IBM claims that the Granite8B Instruct model outperforms its open-source competitors of the same scale, including Meta's Llama3.1, Qwen2.5, and Google's Gemma2.
The release of the Granite3.1 model comes in the context of IBM's rapid iteration of the Granite series, having launched Granite3.0 as early as October. IBM revealed that its revenue related to generative AI has reached $2 billion. The core idea of the new version is to integrate more functionalities into smaller models, allowing enterprise users to run them more easily and cost-effectively.
David Cox, Vice President of IBM Research, stated that the Granite models are widely used in IBM's internal products, consulting services, and customer service, and are also released as open source, necessitating high standards across the board. The model's performance evaluation relies not only on speed but also on efficiency, helping users save time in obtaining results.
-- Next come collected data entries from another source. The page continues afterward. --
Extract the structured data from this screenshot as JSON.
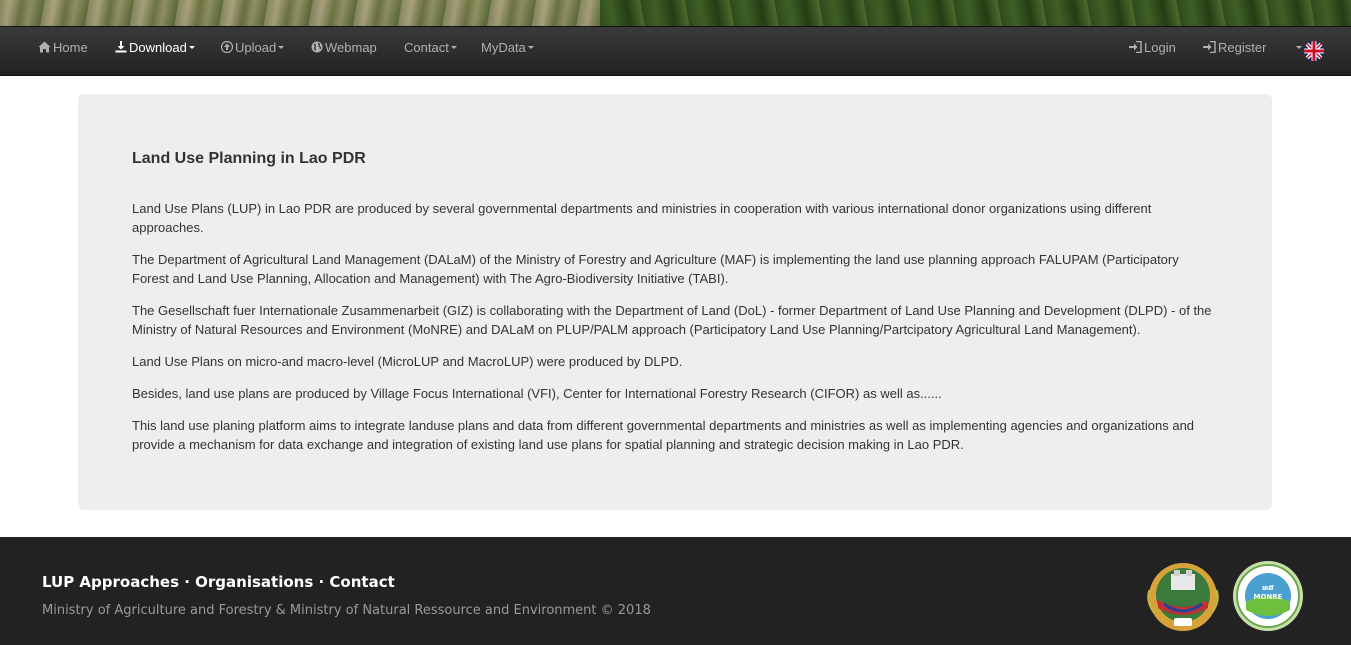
{
  "nav": {
    "home": "Home",
    "download": "Download",
    "upload": "Upload",
    "webmap": "Webmap",
    "contact": "Contact",
    "mydata": "MyData",
    "login": "Login",
    "register": "Register",
    "language_flag": "uk-flag-icon"
  },
  "main": {
    "title": "Land Use Planning in Lao PDR",
    "paragraphs": [
      "Land Use Plans (LUP) in Lao PDR are produced by several governmental departments and ministries in cooperation with various international donor organizations using different approaches.",
      "The Department of Agricultural Land Management (DALaM) of the Ministry of Forestry and Agriculture (MAF) is implementing the land use planning approach FALUPAM (Participatory Forest and Land Use Planning, Allocation and Management) with The Agro-Biodiversity Initiative (TABI).",
      "The Gesellschaft fuer Internationale Zusammenarbeit (GIZ) is collaborating with the Department of Land (DoL) - former Department of Land Use Planning and Development (DLPD) - of the Ministry of Natural Resources and Environment (MoNRE) and DALaM on PLUP/PALM approach (Participatory Land Use Planning/Partcipatory Agricultural Land Management).",
      "Land Use Plans on micro-and macro-level (MicroLUP and MacroLUP) were produced by DLPD.",
      "Besides, land use plans are produced by Village Focus International (VFI), Center for International Forestry Research (CIFOR) as well as......",
      "This land use planing platform aims to integrate landuse plans and data from different governmental departments and ministries as well as implementing agencies and organizations and provide a mechanism for data exchange and integration of existing land use plans for spatial planning and strategic decision making in Lao PDR."
    ]
  },
  "footer": {
    "link_lup": "LUP Approaches",
    "link_org": "Organisations",
    "link_contact": "Contact",
    "separator": " · ",
    "copyright": "Ministry of Agriculture and Forestry & Ministry of Natural Ressource and Environment © 2018",
    "logo_monre_text": "MONRE"
  },
  "colors": {
    "navbar": "#222222",
    "jumbotron": "#eeeeee",
    "footer": "#222222"
  }
}
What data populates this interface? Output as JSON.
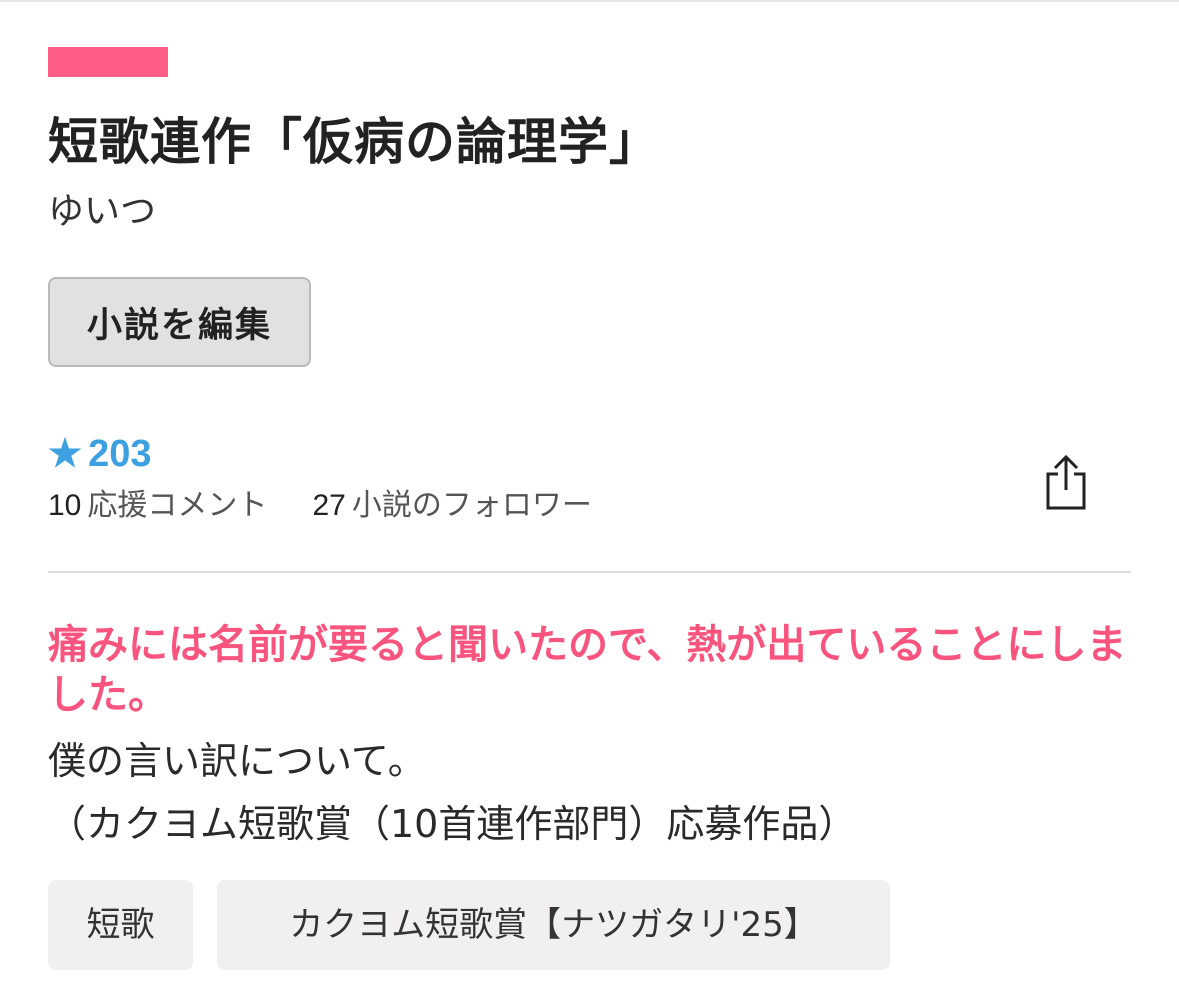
{
  "work": {
    "title": "短歌連作「仮病の論理学」",
    "author": "ゆいつ",
    "edit_button_label": "小説を編集"
  },
  "stats": {
    "star_icon": "★",
    "stars": "203",
    "comments_count": "10",
    "comments_label": "応援コメント",
    "followers_count": "27",
    "followers_label": "小説のフォロワー",
    "share_icon": "share-icon"
  },
  "catchphrase": "痛みには名前が要ると聞いたので、熱が出ていることにしました。",
  "introduction": {
    "line1": "僕の言い訳について。",
    "line2": "（カクヨム短歌賞（10首連作部門）応募作品）"
  },
  "tags": [
    {
      "label": "短歌"
    },
    {
      "label": "カクヨム短歌賞【ナツガタリ'25】"
    }
  ],
  "colors": {
    "accent": "#ff5c86",
    "catchphrase": "#f8547e",
    "star": "#3da0e0"
  }
}
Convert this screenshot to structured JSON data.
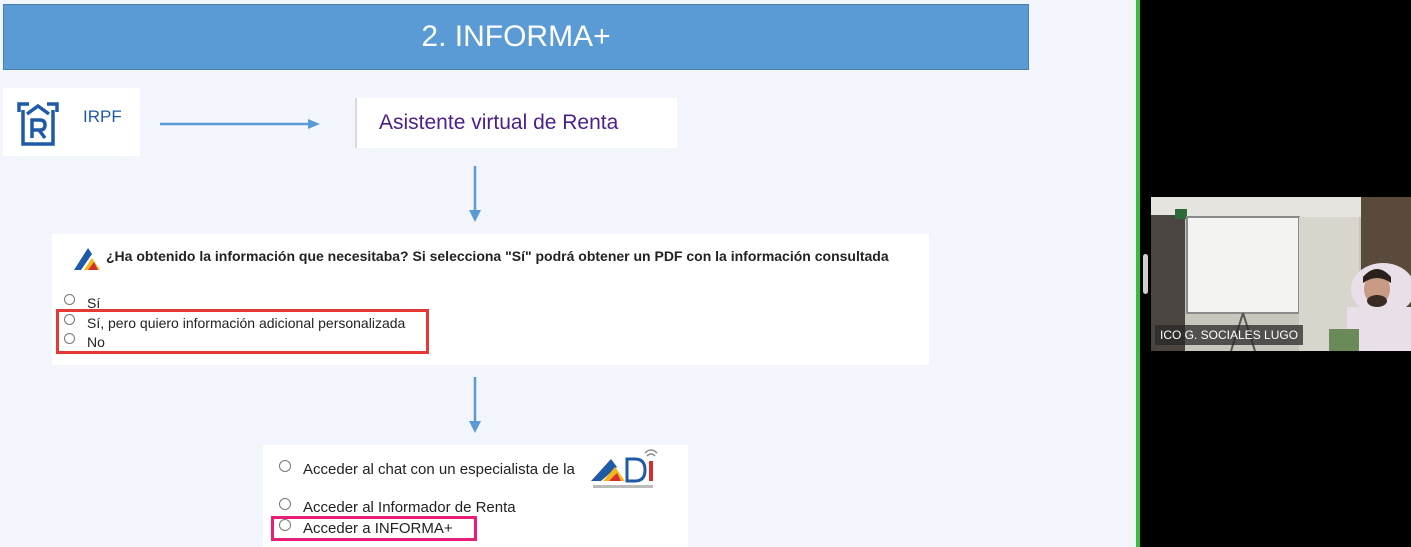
{
  "slide": {
    "title": "2. INFORMA+",
    "irpf_label": "IRPF",
    "assistant_label": "Asistente virtual de Renta",
    "question": {
      "text": "¿Ha obtenido la información que necesitaba? Si selecciona \"Sí\" podrá obtener un PDF con la información consultada",
      "options": [
        "Sí",
        "Sí, pero quiero información adicional personalizada",
        "No"
      ]
    },
    "access": {
      "options": [
        "Acceder al chat con un especialista de la",
        "Acceder al Informador de Renta",
        "Acceder a INFORMA+"
      ]
    },
    "colors": {
      "banner": "#5b9bd5",
      "highlight_red": "#e53935",
      "highlight_pink": "#e91e7a",
      "assistant_text": "#4b1f8a"
    }
  },
  "video": {
    "participant_name": "ICO G. SOCIALES LUGO"
  }
}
In terms of context length, the improvement of Granite3.1 is particularly notable, expanding from the original 4K to 128K, which is especially important for enterprise AI users, particularly in retrieval-augmented generation (RAG) and intelligent agent AI. The extended context length allows the model to handle longer documents, logs, and conversations, enabling it to better understand and respond to complex queries.
IBM has also launched a series of embedding models to accelerate the process of converting data into vectors. Among them, the Granite-Embedding-30M-English model has a query time of 0.16 seconds, outperforming competing products. To achieve the performance enhancements of Granite3.1, IBM has innovated in multi-stage training processes and the use of high-quality training data.
In terms of hallucination detection, the Granite3.1 model integrates hallucination protection within the model itself, enabling self-detection and reduction of erroneous outputs. This built-in detection feature optimizes overall efficiency and reduces the number of inference calls.
Currently, the Granite3.1 model is available for free to enterprise users and is offered through IBM's Watsonx enterprise AI service. In the future, IBM plans to maintain a rapid update pace, with Granite3.2 set to introduce multimodal capabilities in early 2025.
Official blog: https://www.ibm.com/new/announcements/ibm-granite-3-1-powerful-performance-long-context-and-more
Key Points:
🌟 IBM launches the Granite3.1 model, aiming to lead the open-source large language model market.
💡 The new model supports a 128K context length, significantly enhancing processing capability and efficiency.
🚀 The hallucination detection feature is integrated into the model, optimizing overall performance and accuracy.